Helping hand bails out Aspen’s wilderness rangers
A program that provides rangers funds to perform everything from clearing fallen trees off trails to assisting backcountry hikers in the Maroon Bells-Snowmass Wilderness has been taken off life support in recent years by Aspen Skiing Co. workers.
Skico employees’ Environment Foundation has awarded grants to the White River National Forest specifically for the wilderness ranger internship program or wilderness trails crews in four of the past five years. The foundation has given $49,594 for those programs, including $10,000 this spring.
Kay Hopkins, recreation program manager for wilderness and trails in the Forest Supervisor’s Office, said the Aspen-Sopris Ranger District historically hired several seasonal wilderness rangers to patrol the thousands of acres in the Collegiate Peaks, Hunter-Fryingpan, Holy Cross and Raggeds wilderness areas as well as the high-traffic Maroon Bells-Snowmass.

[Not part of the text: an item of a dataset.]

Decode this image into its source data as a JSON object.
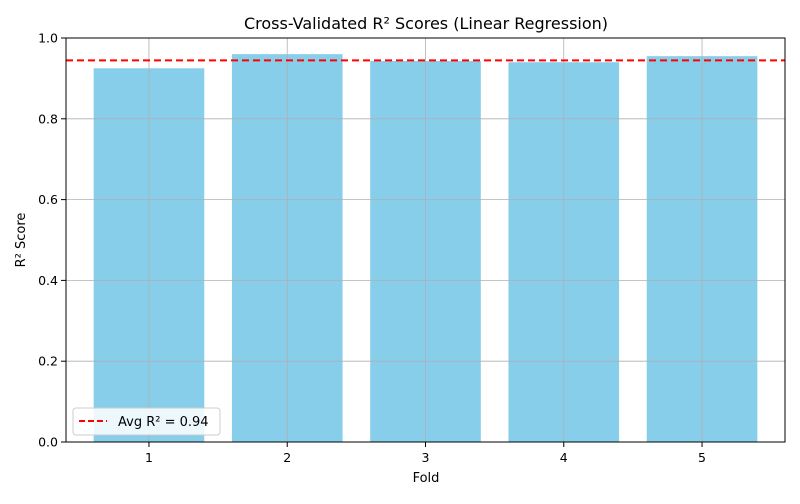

But national firefighting efforts have siphoned off an increasing part of the U.S. Forest Service’s budget in recent years. The forest will likely be reduced to one or two paid staff wilderness rangers for the summer, Hopkins said. It will be able to hire four interns thanks to the foundation’s grant.
Interns are “lifesavers”
The federal agency has relied on interns, usually college students on summer break, for the last several years. They work for 12 weeks in the heart of summer.
“They’ve been lifesavers for us,” Hopkins said. “They’re our boots on the ground.”
Environment Foundation Executive Director Matthew Hamilton said the group’s board of directors, composed of Skico employees, has regularly awarded grants to the White River National Forest “as the challenges have become more extreme.” The forest’s budget is shrinking while the number of visitors keeps climbing.
Buses to the Maroon Lake parking lot, the gateway to the wilderness, hauled a record number of passengers last summer. Motorized and mechanized uses are prohibited in the wilderness.
Witnessing the challenges
Skico workers hike the backcountry trails and have witnessed the trouble the Forest Service faces in meeting demands.
“Our board sees this grant as taking care of our land,” Hamilton said, noting that “our land” meant public lands.
In addition to funds for the wilderness ranger interns and trails crews, the Environment Foundation has awarded grants to other conservation efforts headed by the Forest Service or conservation partners. All told, the foundation has awarded 20 grants totaling $108,000 to White River National Forest projects since spring 1998, according to its records.
Hopkins said the White River staff knows full well how important those grants are. The proof is in the wilderness ranger program.
“We could not do it without them,” she said.
Maroon Bells-Snowmass — the Aspen area’s most popular wilderness — has benefited.
A report prepared by the White River National Forest showed that the seasonal and intern rangers patrolled 1,156 miles over 251 patrol days and 75 patrol nights last summer, maintained 100 miles of trails, logged 325 downed trees, dismantled 258 illegal fire rings and performed 351 “sanitation burials” — code for cleaning up after people who didn’t properly dispose of their waste.
A lot of the attention of the wilderness rangers goes to Conundrum Hot Springs, where numbers of visitors have soared. Last summer the rangers packed out 231 pounds of garbage from Conundrum and 515 pounds overall.